Namun, harapan itu sepertinya agak susah untuk digapai kedua-duanya.
Kulangkahkan kakiku memasuki gerbang kemuliaanku, “Assalamualalikum…” itulah ucapan pertamaku kepada teman seperjuangan yang sementara piket.

Aku pun bergegas masuk kelas yang merupakan rumah keduaku. Akhirnya kutunaikan dengan penuh cinta dan kasih kewajibanku mendidik anak-anak bangsa. Jam istirahat pun tiba, aku keluar dari kelasku.

Hatiku gembira berbunga-bunga, namun kegembiraan itu lenyap seketika pada saat pandanganku tertuju kepada teman sekaligus seniorku yang duduk menyendiri penuh tatapan kosong.

Aku coba mendekati dan menghilangkan rasa penasaranku yang mulai dibalut kesedihan.
“Saudaraku….seniorku….!!! Bagaimana kabarnya hari ini…??? Tanyaku kepadanya. Beliau hanya memalingkan wajahnya kepadaku sembari memaksakan diri untuk tetap tersenyum.

“Batinku tersandera…wahai adindaku…!!!
Bagaikan disambar petir di siang bolong. Hatiku tersayat begitu perih. Tak terasa air mata berlinang. “Ada apa??? Wahai guruku…wahai seniorku…??? Aku memanggilnya senior sebagai penghargaanku kepadanya dan sangat pantas karena beliau sudah mengajar sebelum aku mengenal yang namanya huruf.
“Tidak ada apa-apa….wahai adindaku…!!!”

Aku pun tidak sanggup dan tidak punya hak untuk memaksakan beliau mengutarakan gejolak hatinya. Setelah itu, aku berusaha mencari tahu yang terjadi sesungguhnya. Ternyata penyebabnya “Sangat Sepele”.

Hanya terjadi diskomunikasi kecil dengan orang tua siswa kami yang sebenarnya sangat bisa diselesaikan dengan baik, namun terlalu cepat menemui jalan buntu.
Akhirnya, orang yang sangat kuhargai dan kubanggakan itu harus rela menerima keputusan yang begitu berat baginya.

Aku sangat merasakan kekecewaan itu meskipun beliau menerimanya dengan lapang dada. Beberapa hari kemudian, beliau juga harus mengambil keputusan yang bagi sebagian orang merupakan pilihan tersulit baginya yaitu harus meninggalkan sekolah kami yang sudah mencetak ratusan bahkan ribuan orang-orang cerdas di negeri ini.

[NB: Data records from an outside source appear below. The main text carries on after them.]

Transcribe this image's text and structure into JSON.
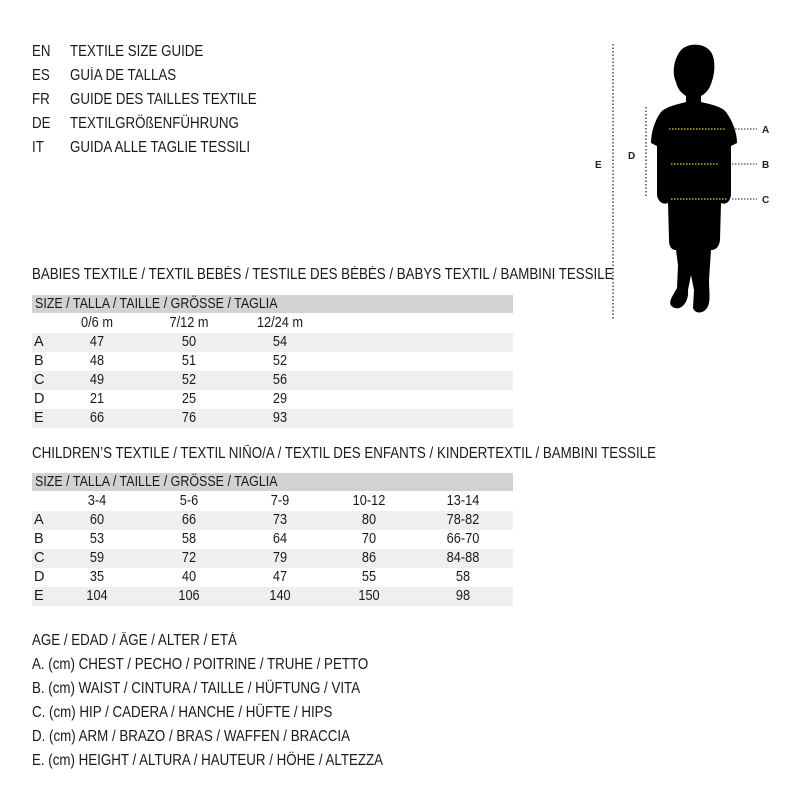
{
  "languages": [
    {
      "code": "EN",
      "title": "TEXTILE SIZE GUIDE"
    },
    {
      "code": "ES",
      "title": "GUÍA DE TALLAS"
    },
    {
      "code": "FR",
      "title": "GUIDE DES TAILLES TEXTILE"
    },
    {
      "code": "DE",
      "title": "TEXTILGRÖßENFÜHRUNG"
    },
    {
      "code": "IT",
      "title": "GUIDA ALLE TAGLIE TESSILI"
    }
  ],
  "babies": {
    "title": "BABIES TEXTILE / TEXTIL BEBÉS / TESTILE DES BÉBÉS / BABYS TEXTIL / BAMBINI TESSILE",
    "size_header": "SIZE / TALLA / TAILLE / GRÖSSE / TAGLIA",
    "columns": [
      "0/6 m",
      "7/12 m",
      "12/24 m"
    ],
    "rows": [
      {
        "label": "A",
        "values": [
          "47",
          "50",
          "54"
        ]
      },
      {
        "label": "B",
        "values": [
          "48",
          "51",
          "52"
        ]
      },
      {
        "label": "C",
        "values": [
          "49",
          "52",
          "56"
        ]
      },
      {
        "label": "D",
        "values": [
          "21",
          "25",
          "29"
        ]
      },
      {
        "label": "E",
        "values": [
          "66",
          "76",
          "93"
        ]
      }
    ]
  },
  "children": {
    "title": "CHILDREN’S TEXTILE / TEXTIL NIÑO/A / TEXTIL DES ENFANTS / KINDERTEXTIL / BAMBINI TESSILE",
    "size_header": "SIZE / TALLA / TAILLE / GRÖSSE / TAGLIA",
    "columns": [
      "3-4",
      "5-6",
      "7-9",
      "10-12",
      "13-14"
    ],
    "rows": [
      {
        "label": "A",
        "values": [
          "60",
          "66",
          "73",
          "80",
          "78-82"
        ]
      },
      {
        "label": "B",
        "values": [
          "53",
          "58",
          "64",
          "70",
          "66-70"
        ]
      },
      {
        "label": "C",
        "values": [
          "59",
          "72",
          "79",
          "86",
          "84-88"
        ]
      },
      {
        "label": "D",
        "values": [
          "35",
          "40",
          "47",
          "55",
          "58"
        ]
      },
      {
        "label": "E",
        "values": [
          "104",
          "106",
          "140",
          "150",
          "98"
        ]
      }
    ]
  },
  "legend": [
    "AGE / EDAD / ÂGE / ALTER / ETÀ",
    "A. (cm) CHEST / PECHO / POITRINE / TRUHE / PETTO",
    "B. (cm) WAIST / CINTURA / TAILLE / HÜFTUNG / VITA",
    "C. (cm) HIP / CADERA / HANCHE / HÜFTE / HIPS",
    "D. (cm) ARM / BRAZO / BRAS / WAFFEN / BRACCIA",
    "E. (cm) HEIGHT / ALTURA / HAUTEUR / HÖHE / ALTEZZA"
  ],
  "figure": {
    "labels": {
      "a": "A",
      "b": "B",
      "c": "C",
      "d": "D",
      "e": "E"
    },
    "measure_line_color": "#e8d200",
    "silhouette_color": "#000000"
  }
}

Kuhanya bisa mendoakan semoga seniorku memdapatkan tempat tugas yang lebih baik dari tempat tugas sebelumnya, amin!!!

Itulah sekelumit kisah mengharukan sekaligus menggugah hati perjuangan penerus si Oemar Bakri yang masih terkungkung dengan berbagai tantangan dan rintangan yang masih sangat jauh dari kata “kemerdekaan” untuk berbuat lebih baik bagi negeri ini.

Kembali kepada topik masalah, merdekakan guruku…!!!
Berbicara tentang kemerdekaan guru, maka ada dua hal yang menjadi pusat perhatian dalam memaknai kemedekaan guru itu.

Pertama, kemerdekaan guru dalam terhadap kewajibannya melaksanakan proses belajar mengajar. Kedua, kemerdekaan guru dalam memperoleh hak-haknya baik sebagai hak asasi maupun hak sebagai tenaga pendidik.

Ketika kita bicara kewajiban guru dalam melaksanakan proses belajar mengajar, maka proses belajar butuh kemerdekaan, sudah tentu. Sebab, kemerdekaan harus melekat pada subjek yang melakukan proses belajar, anak ataupun orang dewasa termasuk melibatkan dukungan banyak pihak. Perspektif kemerdekaan itu sendiri, bukan sekadar kepatuhan atau perlawanan. Kemerdekaan

adalah sesuatu yang diperjuangkan, bukan diberikan. Makanya, kenyataan yang paling menyedihkan dari pengembangan guru dewasa ini adalah titik di mana seringkali membuat guru merasa disalahkan bukan didengarkan.

Sebenarnya hampir semua situasi, guru dikatakan kunci dalam pendidikan. Namun, kalimat ini sebenarnya bukan kalimat lengkap. Kunci sering diartikan sebagai solusi segala masalah yang bisa ditinggal sendirian.

Guru di kelas harus berhadapan dengan anak yang tidak siap berkonsentrasi karena datang dengan kondisi kelaparan. Kemiskinan, kegagalan keluarga, adalah masalah yang sangat besar dan membutuhkan pendidikan di segala bidang.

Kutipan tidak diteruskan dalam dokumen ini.